The corecluster
R-package provides an implementation of the method described in
Henelius, Andreas; Puolamäki, Kai; Boström, Henrik and Panagiotis Papapetrou. Clustering with Confidence: Finding Clusters with Statistical Guarantees. 2016. The paper can be found here.
The basic idea is to find stable clusters in the data by considering co-occurrences of data items in multiple clustering solutions obtained, e.g., by bootstrapping a dataset.
To get a BibTex entry in R type citation("corecluster")
when the package is installed.
The development version of the corecluster
package can be installed from GitHub as follows.

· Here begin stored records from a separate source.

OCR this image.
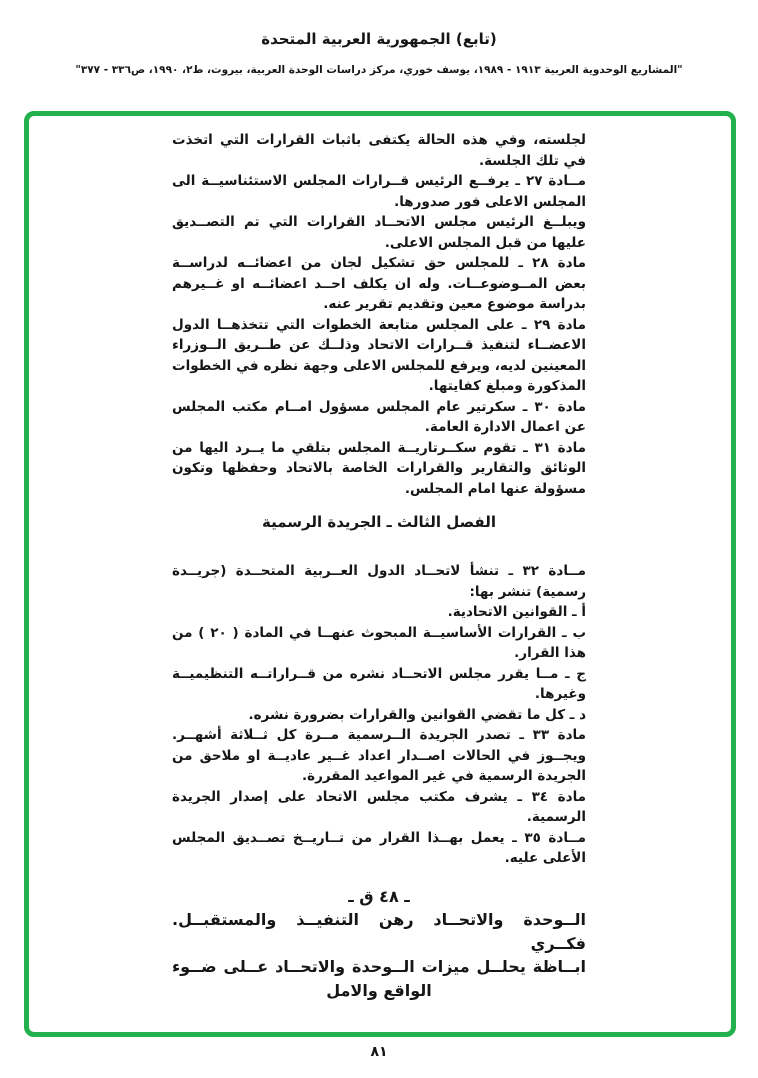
(تابع) الجمهورية العربية المتحدة
"المشاريع الوحدوية العربية ١٩١٣ - ١٩٨٩، يوسف خوري، مركز دراسات الوحدة العربية، بيروت، ط٢، ١٩٩٠، ص٣٣٦ - ٣٧٧"
لجلسته، وفي هذه الحالة يكتفى باثبات القرارات التي اتخذت
في تلك الجلسة.
مــادة ٢٧ ـ يرفــع الرئيس قــرارات المجلس الاستئناسيــة الى
المجلس الاعلى فور صدورها.
ويبلــغ الرئيس مجلس الاتحــاد القرارات التي تم التصــديق
عليها من قبل المجلس الاعلى.
مادة ٢٨ ـ للمجلس حق تشكيل لجان من اعضائــه لدراســة
بعض المــوضوعــات. وله ان يكلف احــد اعضائــه او غــيرهم
بدراسة موضوع معين وتقديم تقرير عنه.
مادة ٢٩ ـ على المجلس متابعة الخطوات التي تتخذهــا الدول
الاعضــاء لتنفيذ قــرارات الاتحاد وذلــك عن طــريق الــوزراء
المعينين لديه، ويرفع للمجلس الاعلى وجهة نظره في الخطوات
المذكورة ومبلغ كفايتها.
مادة ٣٠ ـ سكرتير عام المجلس مسؤول امــام مكتب المجلس
عن اعمال الادارة العامة.
مادة ٣١ ـ تقوم سكــرتاريــة المجلس بتلقي ما يــرد اليها من
الوثائق والتقارير والقرارات الخاصة بالاتحاد وحفظها وتكون
مسؤولة عنها امام المجلس.
الفصل الثالث ـ الجريدة الرسمية
مــادة ٣٢ ـ تنشأ لاتحــاد الدول العــربية المتحــدة (جريــدة
رسمية) تنشر بها:
أ ـ القوانين الاتحادية.
ب ـ القرارات الأساسيــة المبحوث عنهــا في المادة ( ٢٠ ) من
هذا القرار.
ج ـ مــا يقرر مجلس الاتحــاد نشره من قــراراتــه التنظيميــة
وغيرها.
د ـ كل ما تقضي القوانين والقرارات بضرورة نشره.
مادة ٣٣ ـ تصدر الجريدة الــرسمية مــرة كل ثــلاثة أشهــر.
ويجــوز في الحالات اصــدار اعداد غــير عاديــة او ملاحق من
الجريدة الرسمية في غير المواعيد المقررة.
مادة ٣٤ ـ يشرف مكتب مجلس الاتحاد على إصدار الجريدة
الرسمية.
مــادة ٣٥ ـ يعمل بهــذا القرار من تــاريــخ تصــديق المجلس
الأعلى عليه.
ـ ٤٨ ق ـ
الــوحدة والاتحــاد رهن التنفيــذ والمستقبــل. فكــري
ابــاظة يحلــل ميزات الــوحدة والاتحــاد عــلى ضــوء
الواقع والامل
٨١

First install the devtools
-package and load it:
install.packages("devtools")
library(devtools)
You can now install the corecluster
package:
install_github("bwrc/corecluster-r")
This is a short example demonstrating use of the library. We here consider the clustering of a synthetic dataset with 150 data items, divided into three classes.
## Load library
library(corecluster)
## Generate some synthetic data
N <- 150
n_cluster <- 3
set.seed(42)
dataset_synthetic <- get_dataset_synthetic(N = N)

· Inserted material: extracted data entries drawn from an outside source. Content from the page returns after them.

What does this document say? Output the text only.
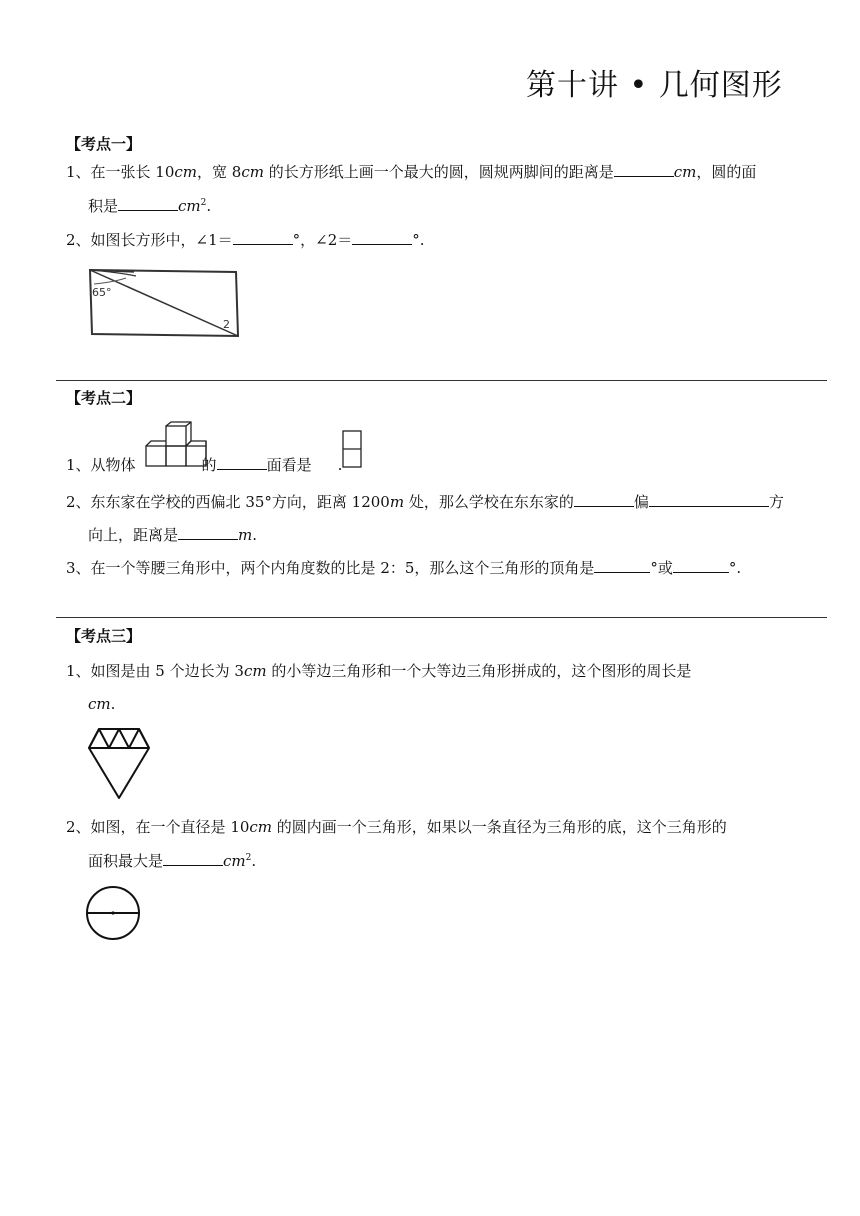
第十讲 • 几何图形
【考点一】
1、在一张长 10cm，宽 8cm 的长方形纸上画一个最大的圆，圆规两脚间的距离是	cm，圆的面
积是	$cm^2$.
2、如图长方形中，∠1＝	°，∠2＝	°.
65°
2
【考点二】
1、从物体	的	面看是 .
2、东东家在学校的西偏北 35°方向，距离 1200m 处，那么学校在东东家的	偏	方
向上，距离是	m.
3、在一个等腰三角形中，两个内角度数的比是 2：5，那么这个三角形的顶角是	°或	°.
【考点三】
1、如图是由 5 个边长为 3cm 的小等边三角形和一个大等边三角形拼成的，这个图形的周长是
cm.
2、如图，在一个直径是 10cm 的圆内画一个三角形，如果以一条直径为三角形的底，这个三角形的
面积最大是	$cm^2$.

## Define clustering functions
## A clustering function is defined such that it takes
## one argument (the data) and returns a vector of
## cluster IDs.
##
## As an example, to use the k-means algorithm we define
clusterfunc_kmeans <- function(x) { kmeans(x, centers = n_cluster)$cluster }
## Perform clustering
res <- make_experiment(dataset = dataset_synthetic,
clustering_func = clusterfunc_kmeans,
sampling_func = NULL,
alpha = 0.1,
n_iter = 1000,
method = "bootstrap",
save = NULL)
## Visualise results
plot_result(res, savename = "/tmp/data_synthetic.png", plot_format = "png")
This produces the following figure, in which the three core clusters are shown in different colors (red, green and blue) and the so-called weak points are uncoloured.
The corecluster
R-package is licensed under the MIT-license.